If his defence this month is unsuccessful, he will go on trial in October for telling the truth.
Dreyfus’s decision on Thursday to drop the prosecution of Bernard Collaery is a welcome start. But it is a matter of one down, two to go. Boyle and also David McBride, who blew the whistle on potential war crimes committed by Australian forces in Afghanistan, remain on trial.
Just as the Collaery case was contrary to the public interest, so too are these other prosecutions. Dreyfus has the legal authority to drop them – as he demonstrated on Thursday. He must exercise that power. Every day these other prosecutions remain alive, democracy in Australia suffers. The cases send a chilling message to prospective whistleblowers: don’t speak out or you will pay the price. If we are to begin to address the harm caused during the past decade, the new government must end these prosecutions.
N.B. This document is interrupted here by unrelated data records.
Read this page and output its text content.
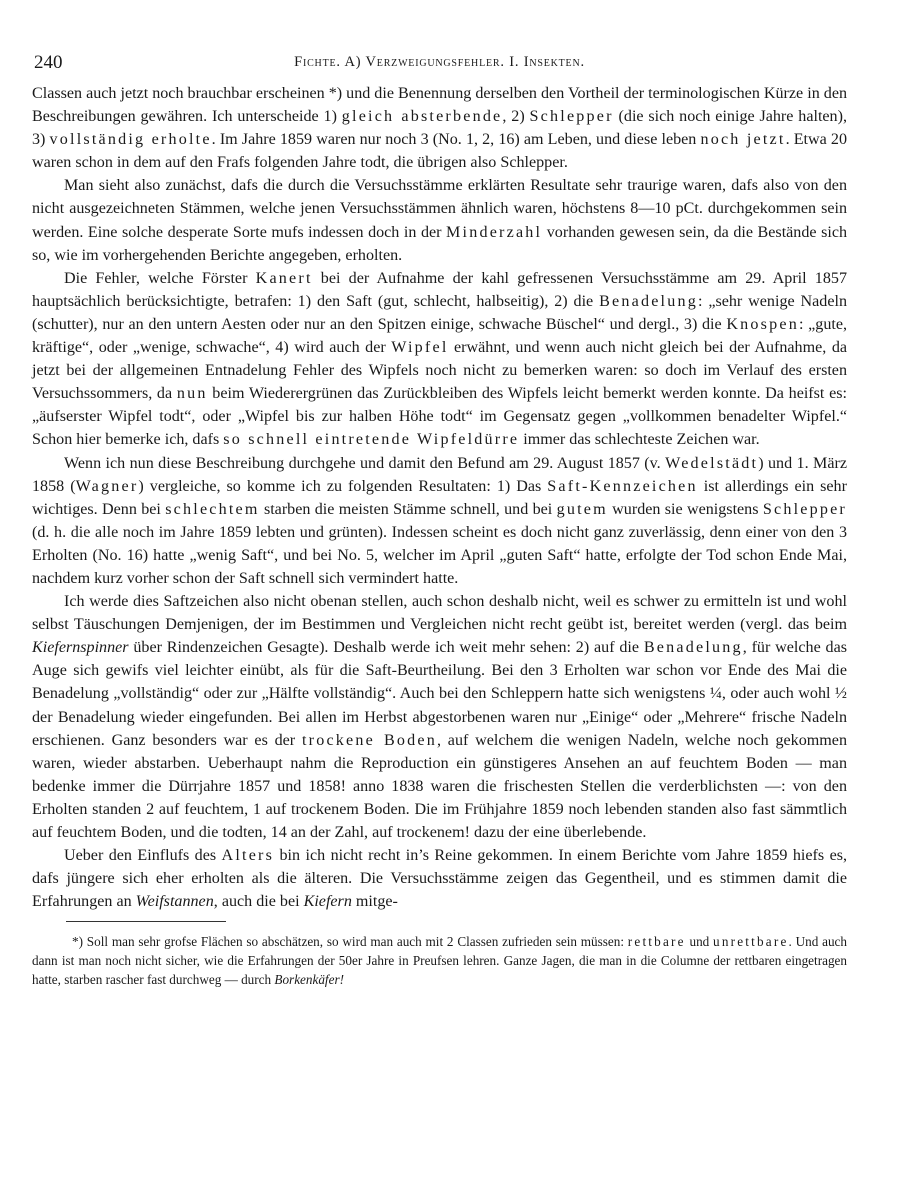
240	Fichte. A) Verzweigungsfehler. I. Insekten.

Classen auch jetzt noch brauchbar erscheinen *) und die Benennung derselben den Vortheil der terminologischen Kürze in den Beschreibungen gewähren. Ich unterscheide 1) gleich absterbende, 2) Schlepper (die sich noch einige Jahre halten), 3) vollständig erholte. Im Jahre 1859 waren nur noch 3 (No. 1, 2, 16) am Leben, und diese leben noch jetzt. Etwa 20 waren schon in dem auf den Frafs folgenden Jahre todt, die übrigen also Schlepper.

Man sieht also zunächst, dafs die durch die Versuchsstämme erklärten Resultate sehr traurige waren, dafs also von den nicht ausgezeichneten Stämmen, welche jenen Versuchsstämmen ähnlich waren, höchstens 8—10 pCt. durchgekommen sein werden. Eine solche desperate Sorte mufs indessen doch in der Minderzahl vorhanden gewesen sein, da die Bestände sich so, wie im vorhergehenden Berichte angegeben, erholten.

Die Fehler, welche Förster Kanert bei der Aufnahme der kahl gefressenen Versuchsstämme am 29. April 1857 hauptsächlich berücksichtigte, betrafen: 1) den Saft (gut, schlecht, halbseitig), 2) die Benadelung: „sehr wenige Nadeln (schutter), nur an den untern Aesten oder nur an den Spitzen einige, schwache Büschel“ und dergl., 3) die Knospen: „gute, kräftige“, oder „wenige, schwache“, 4) wird auch der Wipfel erwähnt, und wenn auch nicht gleich bei der Aufnahme, da jetzt bei der allgemeinen Entnadelung Fehler des Wipfels noch nicht zu bemerken waren: so doch im Verlauf des ersten Versuchssommers, da nun beim Wiederergrünen das Zurückbleiben des Wipfels leicht bemerkt werden konnte. Da heifst es: „äufserster Wipfel todt“, oder „Wipfel bis zur halben Höhe todt“ im Gegensatz gegen „vollkommen benadelter Wipfel.“ Schon hier bemerke ich, dafs so schnell eintretende Wipfeldürre immer das schlechteste Zeichen war.

Wenn ich nun diese Beschreibung durchgehe und damit den Befund am 29. August 1857 (v. Wedelstädt) und 1. März 1858 (Wagner) vergleiche, so komme ich zu folgenden Resultaten: 1) Das Saft-Kennzeichen ist allerdings ein sehr wichtiges. Denn bei schlechtem starben die meisten Stämme schnell, und bei gutem wurden sie wenigstens Schlepper (d. h. die alle noch im Jahre 1859 lebten und grünten). Indessen scheint es doch nicht ganz zuverlässig, denn einer von den 3 Erholten (No. 16) hatte „wenig Saft“, und bei No. 5, welcher im April „guten Saft“ hatte, erfolgte der Tod schon Ende Mai, nachdem kurz vorher schon der Saft schnell sich vermindert hatte.

Ich werde dies Saftzeichen also nicht obenan stellen, auch schon deshalb nicht, weil es schwer zu ermitteln ist und wohl selbst Täuschungen Demjenigen, der im Bestimmen und Vergleichen nicht recht geübt ist, bereitet werden (vergl. das beim Kiefernspinner über Rindenzeichen Gesagte). Deshalb werde ich weit mehr sehen: 2) auf die Benadelung, für welche das Auge sich gewifs viel leichter einübt, als für die Saft-Beurtheilung. Bei den 3 Erholten war schon vor Ende des Mai die Benadelung „vollständig“ oder zur „Hälfte vollständig“. Auch bei den Schleppern hatte sich wenigstens ¼, oder auch wohl ½ der Benadelung wieder eingefunden. Bei allen im Herbst abgestorbenen waren nur „Einige“ oder „Mehrere“ frische Nadeln erschienen. Ganz besonders war es der trockene Boden, auf welchem die wenigen Nadeln, welche noch gekommen waren, wieder abstarben. Ueberhaupt nahm die Reproduction ein günstigeres Ansehen an auf feuchtem Boden — man bedenke immer die Dürrjahre 1857 und 1858! anno 1838 waren die frischesten Stellen die verderblichsten —: von den Erholten standen 2 auf feuchtem, 1 auf trockenem Boden. Die im Frühjahre 1859 noch lebenden standen also fast sämmtlich auf feuchtem Boden, und die todten, 14 an der Zahl, auf trockenem! dazu der eine überlebende.

Ueber den Einflufs des Alters bin ich nicht recht in’s Reine gekommen. In einem Berichte vom Jahre 1859 hiefs es, dafs jüngere sich eher erholten als die älteren. Die Versuchsstämme zeigen das Gegentheil, und es stimmen damit die Erfahrungen an Weifstannen, auch die bei Kiefern mitge-

*) Soll man sehr grofse Flächen so abschätzen, so wird man auch mit 2 Classen zufrieden sein müssen: rettbare und unrettbare. Und auch dann ist man noch nicht sicher, wie die Erfahrungen der 50er Jahre in Preufsen lehren. Ganze Jagen, die man in die Columne der rettbaren eingetragen hatte, starben rascher fast durchweg — durch Borkenkäfer!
Despite his position in the Collaery case, which he had telegraphed before the election, there are indications that Dreyfus is unwilling to intervene in the other cases. In a letter sent to Rex Patrick and recently posted by the outgoing senator on Twitter, Dreyfus noted in relation to the Boyle case that the Commonwealth Director of Public Prosecutions “takes decisions about the commencement of prosecutions independently of government” and that his power to discontinue proceedings “is reserved for very unusual and exceptional circumstances”.
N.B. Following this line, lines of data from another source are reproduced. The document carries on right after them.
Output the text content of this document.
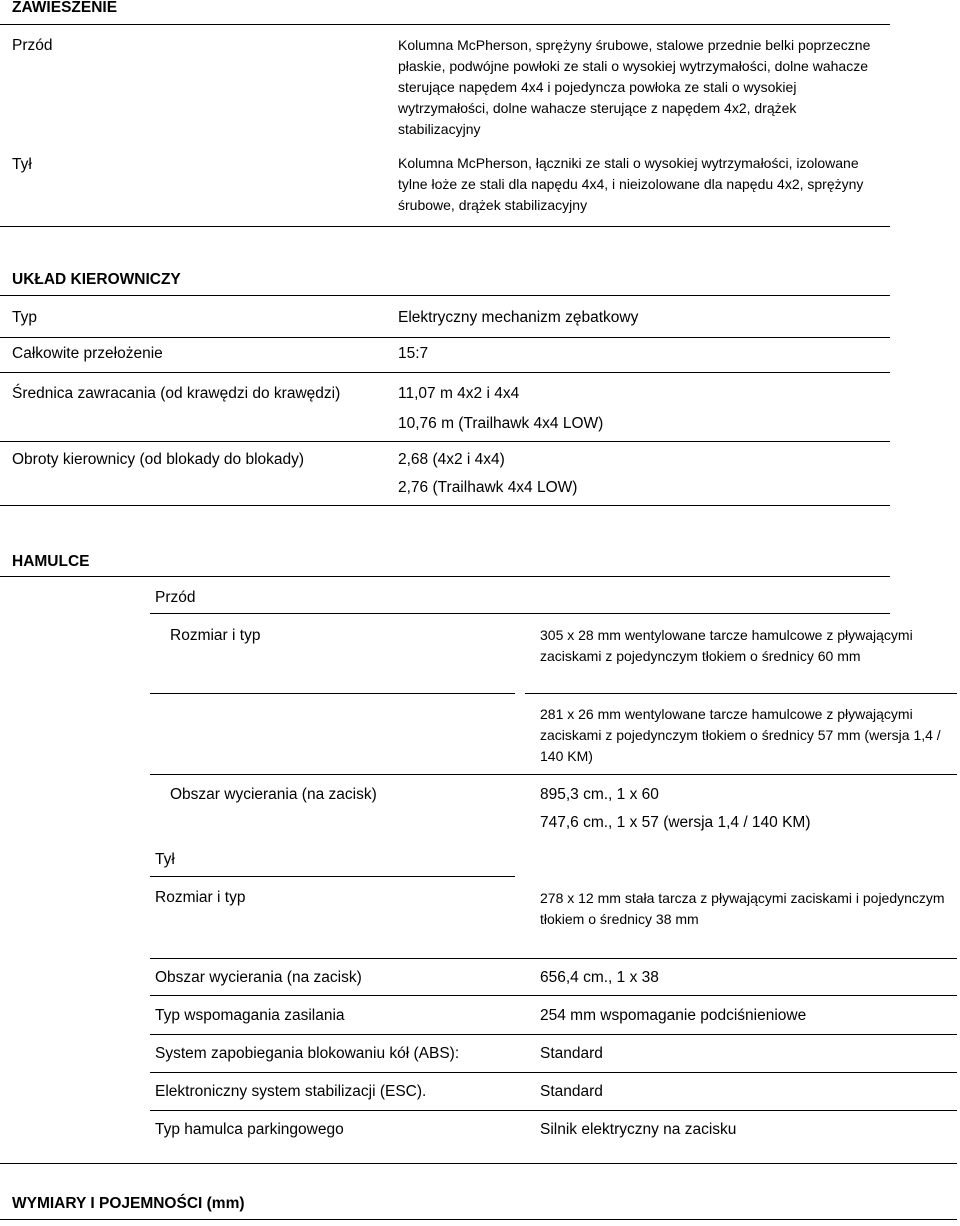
ZAWIESZENIE
Przód	Kolumna McPherson, sprężyny śrubowe, stalowe przednie belki poprzeczne płaskie, podwójne powłoki ze stali o wysokiej wytrzymałości, dolne wahacze sterujące napędem 4x4 i pojedyncza powłoka ze stali o wysokiej wytrzymałości, dolne wahacze sterujące z napędem 4x2, drążek stabilizacyjny
Tył	Kolumna McPherson, łączniki ze stali o wysokiej wytrzymałości, izolowane tylne łoże ze stali dla napędu 4x4, i nieizolowane dla napędu 4x2, sprężyny śrubowe, drążek stabilizacyjny
UKŁAD KIEROWNICZY
Typ	Elektryczny mechanizm zębatkowy
Całkowite przełożenie	15:7
Średnica zawracania (od krawędzi do krawędzi)	11,07 m 4x2 i 4x4
10,76 m (Trailhawk 4x4 LOW)
Obroty kierownicy (od blokady do blokady)	2,68 (4x2 i 4x4)
2,76 (Trailhawk 4x4 LOW)
HAMULCE
Przód
Rozmiar i typ	305 x 28 mm wentylowane tarcze hamulcowe z pływającymi zaciskami z pojedynczym tłokiem o średnicy 60 mm
281 x 26 mm wentylowane tarcze hamulcowe z pływającymi zaciskami z pojedynczym tłokiem o średnicy 57 mm (wersja 1,4 / 140 KM)
Obszar wycierania (na zacisk)	895,3 cm., 1 x 60
747,6 cm., 1 x 57 (wersja 1,4 / 140 KM)
Tył
Rozmiar i typ	278 x 12 mm stała tarcza z pływającymi zaciskami i pojedynczym tłokiem o średnicy 38 mm
Obszar wycierania (na zacisk)	656,4 cm., 1 x 38
Typ wspomagania zasilania	254 mm wspomaganie podciśnieniowe
System zapobiegania blokowaniu kół (ABS):	Standard
Elektroniczny system stabilizacji (ESC).	Standard
Typ hamulca parkingowego	Silnik elektryczny na zacisku
WYMIARY I POJEMNOŚCI (mm)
In some respects, the Boyle and McBride prosecutions are even more problematic than Collaery’s, given both attempted to comply with the PID Act – speaking up internally first, then to an external authority, and then to the media, only to find themselves facing imprisonment for doing the right thing. The two remaining prosecutions – both also unusual and exceptional – must be dropped.
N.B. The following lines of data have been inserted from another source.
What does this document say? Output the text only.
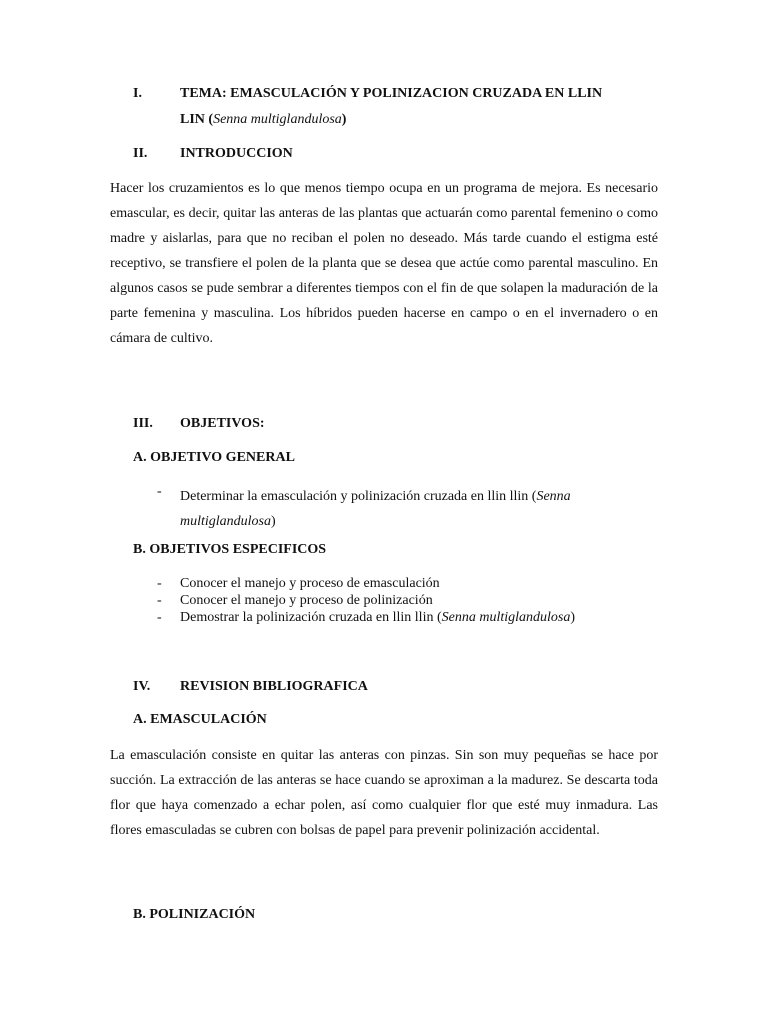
I.	TEMA: EMASCULACIÓN Y POLINIZACION CRUZADA EN LLIN
LIN (Senna multiglandulosa)
II. INTRODUCCION

Hacer los cruzamientos es lo que menos tiempo ocupa en un programa de mejora. Es necesario emascular, es decir, quitar las anteras de las plantas que actuarán como parental femenino o como madre y aislarlas, para que no reciban el polen no deseado. Más tarde cuando el estigma esté receptivo, se transfiere el polen de la planta que se desea que actúe como parental masculino. En algunos casos se pude sembrar a diferentes tiempos con el fin de que solapen la maduración de la parte femenina y masculina. Los híbridos pueden hacerse en campo o en el invernadero o en cámara de cultivo.

III. OBJETIVOS:
A. OBJETIVO GENERAL
- Determinar la emasculación y polinización cruzada en llin llin (Senna
multiglandulosa)
B. OBJETIVOS ESPECIFICOS
- Conocer el manejo y proceso de emasculación
- Conocer el manejo y proceso de polinización
- Demostrar la polinización cruzada en llin llin (Senna multiglandulosa)
IV. REVISION BIBLIOGRAFICA
A. EMASCULACIÓN

La emasculación consiste en quitar las anteras con pinzas. Sin son muy pequeñas se hace por succión. La extracción de las anteras se hace cuando se aproximan a la madurez. Se descarta toda flor que haya comenzado a echar polen, así como cualquier flor que esté muy inmadura. Las flores emasculadas se cubren con bolsas de papel para prevenir polinización accidental.

B. POLINIZACIÓN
Reform to the PID Act must come next. When the law passed in 2013 it was a work in progress, so Dreyfus built in a statutory review, which reported in 2016. The Moss review found the experience of public sector whistleblowers was “not a happy one” and that a range of amendments to the PID Act was required. The prior government ignored this review for four years, belatedly acknowledged it in December 2020, and then did little to progress its recommendations.
In an interview with the ABC last week, Dreyfus said PID Act reform would be before parliament in the “coming months”. That time frame is encouraging. It is now almost a decade since the law was enacted, and six years since the Moss review reported. We cannot wait any longer.
Finally, the establishment of a national anti-corruption commission presents a landmark opportunity to empower Australian whistleblowers through the creation of a whistleblower protection commissioner. Such a body, designed to work with whistleblowers and government departments to ensure whistleblowers are protected, was a central recommendation of a 2017 parliamentary review into whistleblowing. It also formed part of Labor’s 2019 election platform and was contained within the crossbench-led federal integrity commission bill, which Labor voted for in the senate.
Creating a dedicated whistleblowing authority is an eminently good idea. Such a body, with oversight of public and private sector whistleblowing, must form part of the government’s anti-corruption legislation, which it has promised to enact by the end of the year. Doing so will unlock the unrealised potential of existing whistleblowing law and ensure that a national anti-corruption commission is a success.
Mark Dreyfus has done more than most in Australian politics to protect, support and empower whistleblowers. For that he deserves recognition and gratitude. His belief in the importance of whistleblowers is no doubt genuinely held and Australia is a better place for having someone of that view as first law officer.
But Thursday’s decision to drop the Collaery prosecution must be the beginning, not the end, of the new government’s efforts to protect and empower Australian whistleblowers.